The Korean winger can count himself very unfortunate to see red as his boot was high against Cochrane but it appeared to catch him on the shoulder and not on the face. However, you can understand that it was endangering an opponent. It was reckless but there was certainly no malice in the challenge. It was a blow to Rodgers and Yang as the wide man was just beginning to hit his stride and run into a bit of form and he will be bitterly disappointed at the Tynecastle outcome. Ironically Yang was involved in the game's first major incident when he darted away from Cochrane to latch onto O'Riley's quick pass and he was upended by the Hearts defender. Idah though made a hash of the resultant spot-kick. There is no doubt that he will learn from this incident moving forward. Although he can feel a little hard done by as the official Robertson initially deemed it worthy of a yellow card but was overruled by Beaton in the VAR room.

Penalty jinx strikes again

Celtic's penalty woes struck again as Idah was the fall guy on this occasion. Just when the club seems to find the answer to their spot-kick troubles they run into a brick wall once again. Idah's kick from 12 yards was poor, to say the least, and Celtic never fully recovered from that crucial miss. By stark contrast, their rivals on the other side of the city have a deadly and trustworthy penalty kicktaker in the shape of James Tavernier. Celtic have gone through a plethora of players in terms of taking penalty kick responsibilities this season. It remains to be seen if Idah's kick will come back to haunt them in terms of the title race. What is for certain is that Celtic cannot continue to spurn such golden opportunities whenever they present themselves. It is something Rodgers will have to address as a matter of urgency.

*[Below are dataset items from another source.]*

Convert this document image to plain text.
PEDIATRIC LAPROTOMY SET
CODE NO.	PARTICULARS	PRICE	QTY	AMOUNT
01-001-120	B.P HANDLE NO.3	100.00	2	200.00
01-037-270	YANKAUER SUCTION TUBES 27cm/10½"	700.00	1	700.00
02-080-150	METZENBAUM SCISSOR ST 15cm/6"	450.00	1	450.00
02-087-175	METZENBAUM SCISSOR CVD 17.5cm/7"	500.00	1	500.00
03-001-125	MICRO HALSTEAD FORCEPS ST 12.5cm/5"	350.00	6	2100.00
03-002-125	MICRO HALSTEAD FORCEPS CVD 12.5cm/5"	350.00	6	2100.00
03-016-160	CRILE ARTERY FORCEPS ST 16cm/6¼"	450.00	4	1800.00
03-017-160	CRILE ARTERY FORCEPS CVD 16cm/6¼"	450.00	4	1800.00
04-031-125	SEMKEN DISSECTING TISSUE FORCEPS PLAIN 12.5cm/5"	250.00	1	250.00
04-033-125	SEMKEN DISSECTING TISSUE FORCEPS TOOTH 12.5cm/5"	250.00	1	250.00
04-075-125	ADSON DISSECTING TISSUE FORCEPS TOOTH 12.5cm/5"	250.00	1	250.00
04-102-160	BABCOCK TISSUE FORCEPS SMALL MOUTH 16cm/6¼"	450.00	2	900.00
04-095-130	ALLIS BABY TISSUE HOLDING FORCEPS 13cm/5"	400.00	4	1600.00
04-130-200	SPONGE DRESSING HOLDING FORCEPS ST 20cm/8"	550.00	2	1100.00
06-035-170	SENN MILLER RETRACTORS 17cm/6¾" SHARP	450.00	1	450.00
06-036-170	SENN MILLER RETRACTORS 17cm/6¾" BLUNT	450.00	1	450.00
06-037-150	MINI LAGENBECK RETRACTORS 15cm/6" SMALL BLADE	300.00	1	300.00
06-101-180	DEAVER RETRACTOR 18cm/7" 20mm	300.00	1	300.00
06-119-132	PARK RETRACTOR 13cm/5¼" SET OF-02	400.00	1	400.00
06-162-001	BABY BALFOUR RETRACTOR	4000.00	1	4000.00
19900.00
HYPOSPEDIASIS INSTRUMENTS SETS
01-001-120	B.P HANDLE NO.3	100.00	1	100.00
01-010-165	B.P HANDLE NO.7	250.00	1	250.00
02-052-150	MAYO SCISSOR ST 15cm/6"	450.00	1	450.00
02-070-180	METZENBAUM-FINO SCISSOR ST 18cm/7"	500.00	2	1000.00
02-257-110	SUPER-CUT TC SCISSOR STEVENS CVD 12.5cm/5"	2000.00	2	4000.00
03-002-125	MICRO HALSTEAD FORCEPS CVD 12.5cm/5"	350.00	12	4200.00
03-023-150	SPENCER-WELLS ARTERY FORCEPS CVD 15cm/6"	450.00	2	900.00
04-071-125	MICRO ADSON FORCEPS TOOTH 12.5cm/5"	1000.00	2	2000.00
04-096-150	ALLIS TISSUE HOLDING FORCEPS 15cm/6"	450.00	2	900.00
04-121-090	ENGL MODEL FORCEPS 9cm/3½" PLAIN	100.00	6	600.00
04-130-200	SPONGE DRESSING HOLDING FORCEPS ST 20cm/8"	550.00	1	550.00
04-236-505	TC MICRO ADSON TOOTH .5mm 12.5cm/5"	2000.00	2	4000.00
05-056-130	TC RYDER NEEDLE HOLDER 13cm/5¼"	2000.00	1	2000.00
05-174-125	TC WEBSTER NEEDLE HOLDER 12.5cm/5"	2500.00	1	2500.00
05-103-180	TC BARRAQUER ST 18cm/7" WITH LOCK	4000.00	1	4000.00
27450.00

Celtic blow a huge chance to go back to the summit

Rodgers will be able to point to the fact that VAR has failed Celtic on two occasions in this match. They were both game-changing decisions that directly influenced the outcome of the game. The red card for Yang and the penalty decision against Iwata cost the champions dear and they will be hotly disputed between now and May. That being said Celtic did waste a glorious chance of their own to grab a foothold in the contest courtesy of Idah's spurned spot-kick.  The Northern Irishman's team had started the match brightly and looked as if they meant business after their 7-1 midweek thrashing of Dundee. The biggest disappointment of all for Rodgers and his team will be the fact that they could not cash in on Rangers losing to Motherwell at Fir Park 24 hours previously. The champions still trail Rangers by two points in the title race and the worst part is that to an extent the damage can be seen as self-inflicted but the officials can also be accused of more than playing their part with two highly contentious decisions.